El deporte apoya la correcta formación del carácter humano, la sensibilidad hacia el logro de los demás y ayuda a templar las voluntades, superándose a sí mismo.
Amplios sectores de la población prefieren las grandes hazañas deportivas, lo cual deja al descubierto un fenómeno superficial que, con frecuencia, revela la manera en la que la sociedad actual se relaciona con el deporte.
La práctica deportiva debe concebirse como la realización libre y plena de una actividad física sustentada en un actuar ético, es decir encontrar como fin último al hombre, en donde la voluntad y el autocontrol definen al hombre virtuoso.
El deporte bajo esta concepción apoya la búsqueda del bien común, pues implica el cuidado y goce de ciertos bienes que sólo pueden ser alcanzados mediante la disciplina, el esfuerzo y la cooperación con los demás.
La formación en la niñez requiere que el deporte recupere su esencia formativa, que, les prepara también a través del valor de trabajo continuo, la consistencia, la disciplina y el gozo a través de la armonía entre los bienes materiales efímeros y los bienes para la realización ética del hombre; el deporte forma a la persona a no huir de las ocasiones de fracaso, por el contrario, lo vuelve ágil, desprendido, libre y fuerte para enfrentarlo.
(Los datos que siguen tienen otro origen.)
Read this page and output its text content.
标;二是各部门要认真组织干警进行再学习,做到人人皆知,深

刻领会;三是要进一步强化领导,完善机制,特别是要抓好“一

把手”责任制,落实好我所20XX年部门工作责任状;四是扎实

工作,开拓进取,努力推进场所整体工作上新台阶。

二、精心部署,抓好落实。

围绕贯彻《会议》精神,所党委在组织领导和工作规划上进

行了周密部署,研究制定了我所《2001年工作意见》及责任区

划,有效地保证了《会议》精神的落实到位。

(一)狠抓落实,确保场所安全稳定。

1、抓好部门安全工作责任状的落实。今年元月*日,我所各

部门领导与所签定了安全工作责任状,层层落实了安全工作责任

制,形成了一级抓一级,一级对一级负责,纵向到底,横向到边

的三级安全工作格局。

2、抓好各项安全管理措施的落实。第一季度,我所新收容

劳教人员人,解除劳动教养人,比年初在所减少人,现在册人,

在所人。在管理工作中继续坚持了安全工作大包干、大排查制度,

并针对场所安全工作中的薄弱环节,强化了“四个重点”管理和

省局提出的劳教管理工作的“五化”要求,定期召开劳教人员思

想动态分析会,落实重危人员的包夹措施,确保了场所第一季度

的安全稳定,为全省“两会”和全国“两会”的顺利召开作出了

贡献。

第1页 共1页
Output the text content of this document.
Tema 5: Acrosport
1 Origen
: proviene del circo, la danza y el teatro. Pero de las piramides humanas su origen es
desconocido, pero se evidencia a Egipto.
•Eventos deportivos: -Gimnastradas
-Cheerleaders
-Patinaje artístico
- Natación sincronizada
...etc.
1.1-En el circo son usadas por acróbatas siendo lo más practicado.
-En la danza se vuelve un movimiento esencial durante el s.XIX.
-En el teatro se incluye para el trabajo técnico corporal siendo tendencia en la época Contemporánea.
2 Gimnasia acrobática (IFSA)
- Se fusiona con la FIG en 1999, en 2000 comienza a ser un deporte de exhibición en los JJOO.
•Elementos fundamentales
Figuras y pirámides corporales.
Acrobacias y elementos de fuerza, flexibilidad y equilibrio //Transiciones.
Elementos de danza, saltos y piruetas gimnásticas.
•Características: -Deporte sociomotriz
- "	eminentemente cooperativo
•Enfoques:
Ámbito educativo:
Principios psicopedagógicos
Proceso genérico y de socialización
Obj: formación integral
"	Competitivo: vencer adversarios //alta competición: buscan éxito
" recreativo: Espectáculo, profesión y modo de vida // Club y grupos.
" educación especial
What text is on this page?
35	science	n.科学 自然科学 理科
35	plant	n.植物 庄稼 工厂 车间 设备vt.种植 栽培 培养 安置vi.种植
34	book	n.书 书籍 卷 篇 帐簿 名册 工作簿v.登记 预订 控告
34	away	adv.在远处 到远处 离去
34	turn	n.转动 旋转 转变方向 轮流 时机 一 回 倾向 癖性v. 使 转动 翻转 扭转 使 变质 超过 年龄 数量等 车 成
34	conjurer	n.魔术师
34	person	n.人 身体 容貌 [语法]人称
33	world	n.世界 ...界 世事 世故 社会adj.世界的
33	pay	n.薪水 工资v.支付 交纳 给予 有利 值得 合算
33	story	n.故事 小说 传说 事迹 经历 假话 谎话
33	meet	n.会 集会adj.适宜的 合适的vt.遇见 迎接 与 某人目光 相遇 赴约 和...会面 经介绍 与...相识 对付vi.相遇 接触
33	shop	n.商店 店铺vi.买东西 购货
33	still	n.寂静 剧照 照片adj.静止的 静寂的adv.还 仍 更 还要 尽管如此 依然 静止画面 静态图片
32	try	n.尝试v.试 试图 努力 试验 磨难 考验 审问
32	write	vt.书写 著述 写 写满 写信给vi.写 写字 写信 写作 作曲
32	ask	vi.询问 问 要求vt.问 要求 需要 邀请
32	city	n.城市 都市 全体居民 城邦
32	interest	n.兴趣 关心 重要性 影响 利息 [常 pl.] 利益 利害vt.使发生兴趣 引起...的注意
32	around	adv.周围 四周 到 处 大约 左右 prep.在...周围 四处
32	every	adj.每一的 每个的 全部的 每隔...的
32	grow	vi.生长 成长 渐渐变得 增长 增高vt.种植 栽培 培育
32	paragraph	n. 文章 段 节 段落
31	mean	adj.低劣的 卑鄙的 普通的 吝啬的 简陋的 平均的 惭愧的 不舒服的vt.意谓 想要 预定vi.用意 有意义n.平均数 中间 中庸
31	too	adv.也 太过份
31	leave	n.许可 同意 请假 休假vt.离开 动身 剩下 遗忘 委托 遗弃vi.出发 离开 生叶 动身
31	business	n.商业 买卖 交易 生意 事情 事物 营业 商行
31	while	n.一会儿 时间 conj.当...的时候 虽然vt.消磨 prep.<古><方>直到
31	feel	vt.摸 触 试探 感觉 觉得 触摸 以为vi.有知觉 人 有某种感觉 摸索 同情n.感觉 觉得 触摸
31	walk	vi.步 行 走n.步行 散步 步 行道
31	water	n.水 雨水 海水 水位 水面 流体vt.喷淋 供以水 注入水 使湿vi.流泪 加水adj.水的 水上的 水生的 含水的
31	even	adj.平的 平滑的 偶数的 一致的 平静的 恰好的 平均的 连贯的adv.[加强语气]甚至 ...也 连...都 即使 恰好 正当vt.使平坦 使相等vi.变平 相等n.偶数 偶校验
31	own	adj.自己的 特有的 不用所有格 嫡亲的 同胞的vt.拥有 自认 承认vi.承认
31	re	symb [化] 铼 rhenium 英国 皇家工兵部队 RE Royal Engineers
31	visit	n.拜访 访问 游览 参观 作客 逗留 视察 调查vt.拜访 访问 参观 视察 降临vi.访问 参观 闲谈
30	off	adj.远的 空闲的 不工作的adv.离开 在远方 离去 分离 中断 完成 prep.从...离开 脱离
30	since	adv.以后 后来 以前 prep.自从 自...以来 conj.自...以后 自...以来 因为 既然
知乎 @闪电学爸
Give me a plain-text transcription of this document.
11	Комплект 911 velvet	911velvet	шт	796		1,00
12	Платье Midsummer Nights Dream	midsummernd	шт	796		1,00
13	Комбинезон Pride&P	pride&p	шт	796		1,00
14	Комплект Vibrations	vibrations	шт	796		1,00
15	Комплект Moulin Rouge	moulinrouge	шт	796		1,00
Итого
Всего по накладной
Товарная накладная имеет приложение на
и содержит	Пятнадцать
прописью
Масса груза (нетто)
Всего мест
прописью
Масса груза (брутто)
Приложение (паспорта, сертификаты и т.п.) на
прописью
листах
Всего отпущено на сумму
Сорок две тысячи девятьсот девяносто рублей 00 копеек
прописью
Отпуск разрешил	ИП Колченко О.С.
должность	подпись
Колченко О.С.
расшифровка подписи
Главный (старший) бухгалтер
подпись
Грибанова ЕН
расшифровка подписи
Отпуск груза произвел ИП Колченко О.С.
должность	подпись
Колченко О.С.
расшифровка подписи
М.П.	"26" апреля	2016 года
Según el estudio Changing Childhood realizado en 2019 por UNICEF y Gallup, en 21 países uno de cada cinco jóvenes de entre 15 y 24 años afirmó que a menudo se sentía deprimido o tenía poco interés por hacer planes. Hay millones de niños que han tenido que abandonar sus hogares por obligación, marcados por el conflicto y otras graves adversidades, y desprovistos de acceso a educación, protección y ayuda.